Trumpet

Trumpet Imagery

The house

Colman visits his parents' house not long after his father's death and his own estrangement from his mother. He is surprised how eerie it seems—"It was strange. It felt like the whole house had died, not just my father. It gave me the spooks. The hall was all quiet and stealthy when it used to shake with music. The post was piled up on the floor" (65). This image shows how Joss's death has left a void in Colman and Millie's life, how his absence is palpable to those who loved him.

Joss playing trumpet

Kay creates a moving, phantasmagoric, dreamlike, beautiful and discombobulating series of images to describe Joss's sensations and thoughts while playing music. This is perhaps the best way to do such a thing, in fact, as she is using a textual medium to convey an auditory one. We feel Joss's loss of extraneous things, his getting to the root of who he truly is. We see and feel his sense of abandon, of pleasure and pain, his creative power.
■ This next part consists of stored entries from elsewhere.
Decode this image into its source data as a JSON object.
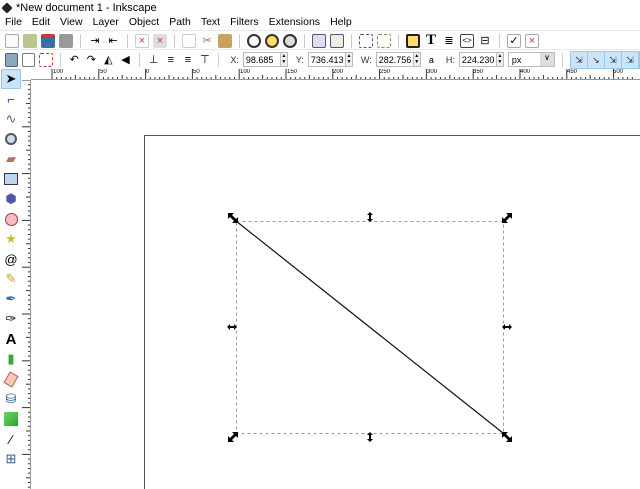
{
  "window": {
    "title": "*New document 1 - Inkscape"
  },
  "menu": [
    "File",
    "Edit",
    "View",
    "Layer",
    "Object",
    "Path",
    "Text",
    "Filters",
    "Extensions",
    "Help"
  ],
  "toolbar_icons": [
    "new-icon",
    "open-icon",
    "save-icon",
    "print-icon",
    "import-icon",
    "export-icon",
    "undo-icon",
    "redo-icon",
    "copy-icon",
    "cut-icon",
    "paste-icon",
    "zoom-selection-icon",
    "zoom-drawing-icon",
    "zoom-page-icon",
    "duplicate-icon",
    "clone-icon",
    "group-icon",
    "ungroup-icon",
    "fill-stroke-icon",
    "text-font-icon",
    "layers-icon",
    "xml-editor-icon",
    "align-icon",
    "preferences-icon",
    "document-properties-icon"
  ],
  "select_toolbar": {
    "x_label": "X:",
    "x": "98.685",
    "y_label": "Y:",
    "y": "736.413",
    "w_label": "W:",
    "w": "282.756",
    "h_label": "H:",
    "h": "224.230",
    "unit": "px"
  },
  "ruler": {
    "h_labels": [
      "100",
      "50",
      "0",
      "50",
      "100",
      "150",
      "200",
      "250",
      "300",
      "350",
      "400",
      "450",
      "500"
    ]
  },
  "tools": [
    "selector-tool",
    "node-tool",
    "tweak-tool",
    "zoom-tool",
    "measure-tool",
    "rectangle-tool",
    "3dbox-tool",
    "ellipse-tool",
    "star-tool",
    "spiral-tool",
    "pencil-tool",
    "pen-tool",
    "calligraphy-tool",
    "text-tool",
    "spray-tool",
    "eraser-tool",
    "paint-bucket-tool",
    "gradient-tool",
    "dropper-tool",
    "connector-tool"
  ],
  "colors": {
    "accent": "#cce4f7"
  }
}
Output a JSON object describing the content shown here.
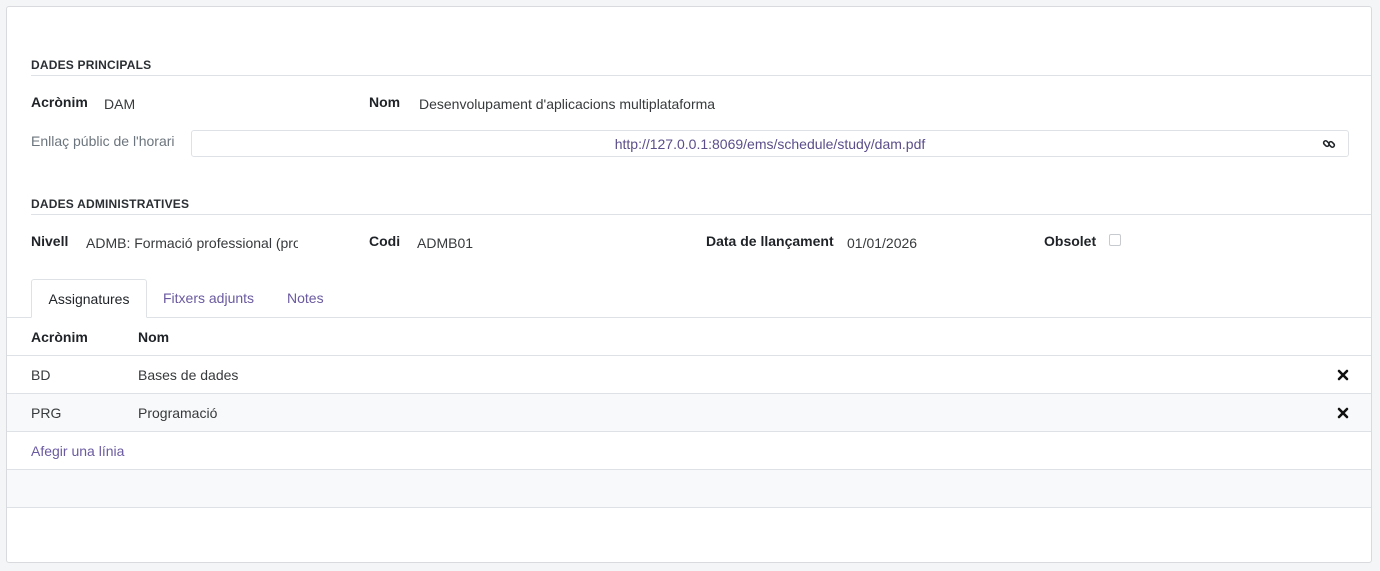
{
  "sections": {
    "principal": "DADES PRINCIPALS",
    "administrative": "DADES ADMINISTRATIVES"
  },
  "fields": {
    "acronym_label": "Acrònim",
    "acronym_value": "DAM",
    "name_label": "Nom",
    "name_value": "Desenvolupament d'aplicacions multiplataforma",
    "schedule_link_label": "Enllaç públic de l'horari",
    "schedule_link_value": "http://127.0.0.1:8069/ems/schedule/study/dam.pdf",
    "level_label": "Nivell",
    "level_value": "ADMB: Formació professional (pro",
    "code_label": "Codi",
    "code_value": "ADMB01",
    "launch_date_label": "Data de llançament",
    "launch_date_value": "01/01/2026",
    "obsolete_label": "Obsolet",
    "obsolete_checked": false
  },
  "tabs": [
    {
      "label": "Assignatures",
      "active": true
    },
    {
      "label": "Fitxers adjunts",
      "active": false
    },
    {
      "label": "Notes",
      "active": false
    }
  ],
  "table": {
    "columns": [
      "Acrònim",
      "Nom"
    ],
    "rows": [
      {
        "acronym": "BD",
        "name": "Bases de dades"
      },
      {
        "acronym": "PRG",
        "name": "Programació"
      }
    ],
    "add_line_label": "Afegir una línia"
  },
  "icons": {
    "link": "link-icon",
    "delete": "close-icon"
  },
  "colors": {
    "link": "#6a5aa0",
    "url": "#5b4e8a",
    "border": "#dee2e6"
  }
}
Colman saving the little girl

At the end of novel after Colman has been slowly coming back to his love for his father, he dreams of rescuing young Josephine Moore—"deaf, curly-haired" (260)—from drowning. He carries her on his back as the "spiral stairs . . . crumble underneath him" (260). This heroic, dramatic image reveals that Colman is now carrying his father's memory, is now responsible for the way people see him. He is "rescuing" him for himself and from people like Sophie. He is letting Joss reclaim his own past.

Bird

At the very end of the novel Millie watches a bird by the sea: "A bird startled her by flying close to her head. It seemed the bird had come right out of her. She watched it soar right up into the sky, faltering and rising again, heard it calling and scatting in the wind" (278). In this beautiful and evocative last image Kay suggests that Millie is, to an extent, releasing Joss (the bird is described in terms of music). She is letting him go so she can move forward, and as Colman is coming toward her, she is going to be moving into a different relationship with her son—a painful, more honest one.